Yates’s strength is an ability to counterpoint scenes of wit/banter with emotionally compelling ones. Yates’s verbal sparring is used to reveal and develop character. It’s also incredibly fun! When Chase and Anna first consider fake-dating, Anna responds with “I’m not your type,” to which Chase retorts, “You could be. A little less grease, a little more lipstick.” Chase convinces Anna to accept his terms and go for the feminine make-over. He tells her, “By the time I’m through with you, you’ll be able to get any date you want.” Miss B. LOVED Anna’s retort for its sheer allusionary power: “She blinked. ‘Are you … Are you Henry Higginsing me?’ ” When Anna shed baggy overalls and donned dress and heels, Miss Bates thought her response to her mirror-image a hoot, ” ‘I look like the woman symbol on the door of a public restroom.’ ” And yet, there’s a sadness there too, isn’t there? Anna’s sexual shyness is wittily rendered in “She was blushing like a beacon. She could probably guide ships in from the sea.” Anna’s response to wearing heels for the first time, ” ‘I feel like a newborn baby deer.” Anna gains sexual and emotional self-assurance, distinguishes her needs, wants, desires, and is able to enjoy the body and give of the heart. Chase, on the other hand, falls apart under the onslaught of his feelings for Anna. How she calls him on his cowardice and he finds the way back to his heart’s desire makes for the novel’s equally great second half.

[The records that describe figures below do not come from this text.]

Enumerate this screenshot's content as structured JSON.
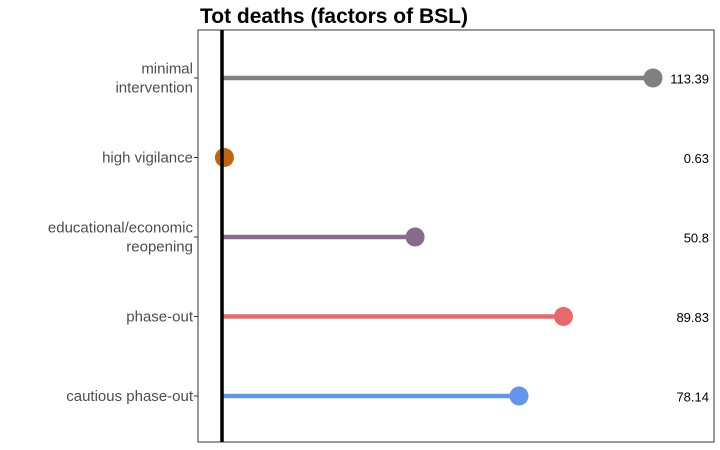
{
  "chart_data": {
    "type": "lollipop",
    "title": "Tot deaths (factors of BSL)",
    "xlabel": "",
    "ylabel": "",
    "xlim": [
      0,
      115
    ],
    "grid": false,
    "categories": [
      "minimal intervention",
      "high vigilance",
      "educational/economic reopening",
      "phase-out",
      "cautious phase-out"
    ],
    "category_lines": [
      [
        "minimal",
        "intervention"
      ],
      [
        "high vigilance"
      ],
      [
        "educational/economic",
        "reopening"
      ],
      [
        "phase-out"
      ],
      [
        "cautious phase-out"
      ]
    ],
    "values": [
      113.39,
      0.63,
      50.8,
      89.83,
      78.14
    ],
    "value_labels": [
      "113.39",
      "0.63",
      "50.8",
      "89.83",
      "78.14"
    ],
    "colors": [
      "#808080",
      "#c0650d",
      "#876a8c",
      "#e8696b",
      "#6495ed"
    ]
  }
}
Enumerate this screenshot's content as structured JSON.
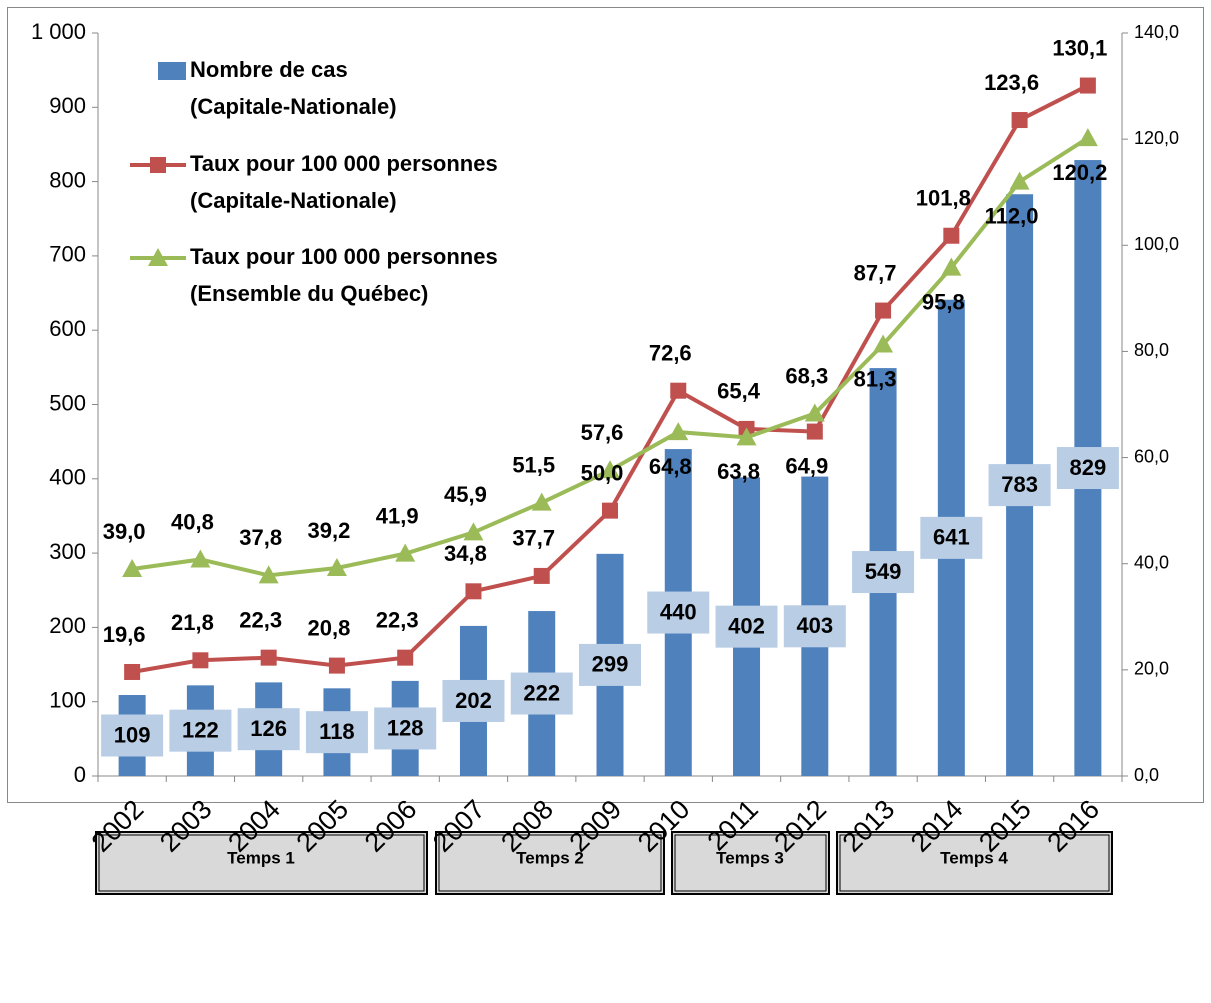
{
  "chart_data": {
    "type": "bar_line",
    "categories": [
      "2002",
      "2003",
      "2004",
      "2005",
      "2006",
      "2007",
      "2008",
      "2009",
      "2010",
      "2011",
      "2012",
      "2013",
      "2014",
      "2015",
      "2016"
    ],
    "series": [
      {
        "name": "Nombre de cas (Capitale-Nationale)",
        "type": "bar",
        "color": "#4f81bd",
        "values": [
          109,
          122,
          126,
          118,
          128,
          202,
          222,
          299,
          440,
          402,
          403,
          549,
          641,
          783,
          829
        ]
      },
      {
        "name": "Taux pour 100 000 personnes (Capitale-Nationale)",
        "type": "line",
        "axis": "y2",
        "color": "#c0504d",
        "marker": "square",
        "values": [
          19.6,
          21.8,
          22.3,
          20.8,
          22.3,
          34.8,
          37.7,
          50.0,
          72.6,
          65.4,
          64.9,
          87.7,
          101.8,
          123.6,
          130.1
        ],
        "value_labels": [
          "19,6",
          "21,8",
          "22,3",
          "20,8",
          "22,3",
          "34,8",
          "37,7",
          "50,0",
          "72,6",
          "65,4",
          "64,9",
          "87,7",
          "101,8",
          "123,6",
          "130,1"
        ]
      },
      {
        "name": "Taux pour 100 000 personnes (Ensemble du Québec)",
        "type": "line",
        "axis": "y2",
        "color": "#9bbb59",
        "marker": "triangle",
        "values": [
          39.0,
          40.8,
          37.8,
          39.2,
          41.9,
          45.9,
          51.5,
          57.6,
          64.8,
          63.8,
          68.3,
          81.3,
          95.8,
          112.0,
          120.2
        ],
        "value_labels": [
          "39,0",
          "40,8",
          "37,8",
          "39,2",
          "41,9",
          "45,9",
          "51,5",
          "57,6",
          "64,8",
          "63,8",
          "68,3",
          "81,3",
          "95,8",
          "112,0",
          "120,2"
        ]
      }
    ],
    "ylim": [
      0,
      1000
    ],
    "yticks": [
      0,
      100,
      200,
      300,
      400,
      500,
      600,
      700,
      800,
      900,
      {
        "value": 1000,
        "label": "1 000"
      }
    ],
    "y2lim": [
      0,
      140
    ],
    "y2ticks": [
      {
        "value": 0,
        "label": "0,0"
      },
      {
        "value": 20,
        "label": "20,0"
      },
      {
        "value": 40,
        "label": "40,0"
      },
      {
        "value": 60,
        "label": "60,0"
      },
      {
        "value": 80,
        "label": "80,0"
      },
      {
        "value": 100,
        "label": "100,0"
      },
      {
        "value": 120,
        "label": "120,0"
      },
      {
        "value": 140,
        "label": "140,0"
      }
    ],
    "legend": "upper left"
  },
  "timeline": [
    "Temps 1",
    "Temps 2",
    "Temps 3",
    "Temps 4"
  ]
}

Maybe the premise is tired, maybe overdone, but the execution is worth every moment of your reading time, dear reader. It’s a snippet of a book, but it pulls an emotional punch and furnishes snort-guffaws too. Misses Bates and Austen say that in Maisey Yates’s Take Me, Cowboy, “there is no charm equal to tenderness of heart,” Emma.
Maisey Yates’s Take Me, Cowboy is published by Harlequin. It was released on April 5th and is available at your preferred vendors. Miss Bates received an e-ARC from Harlequin, via Netgalley.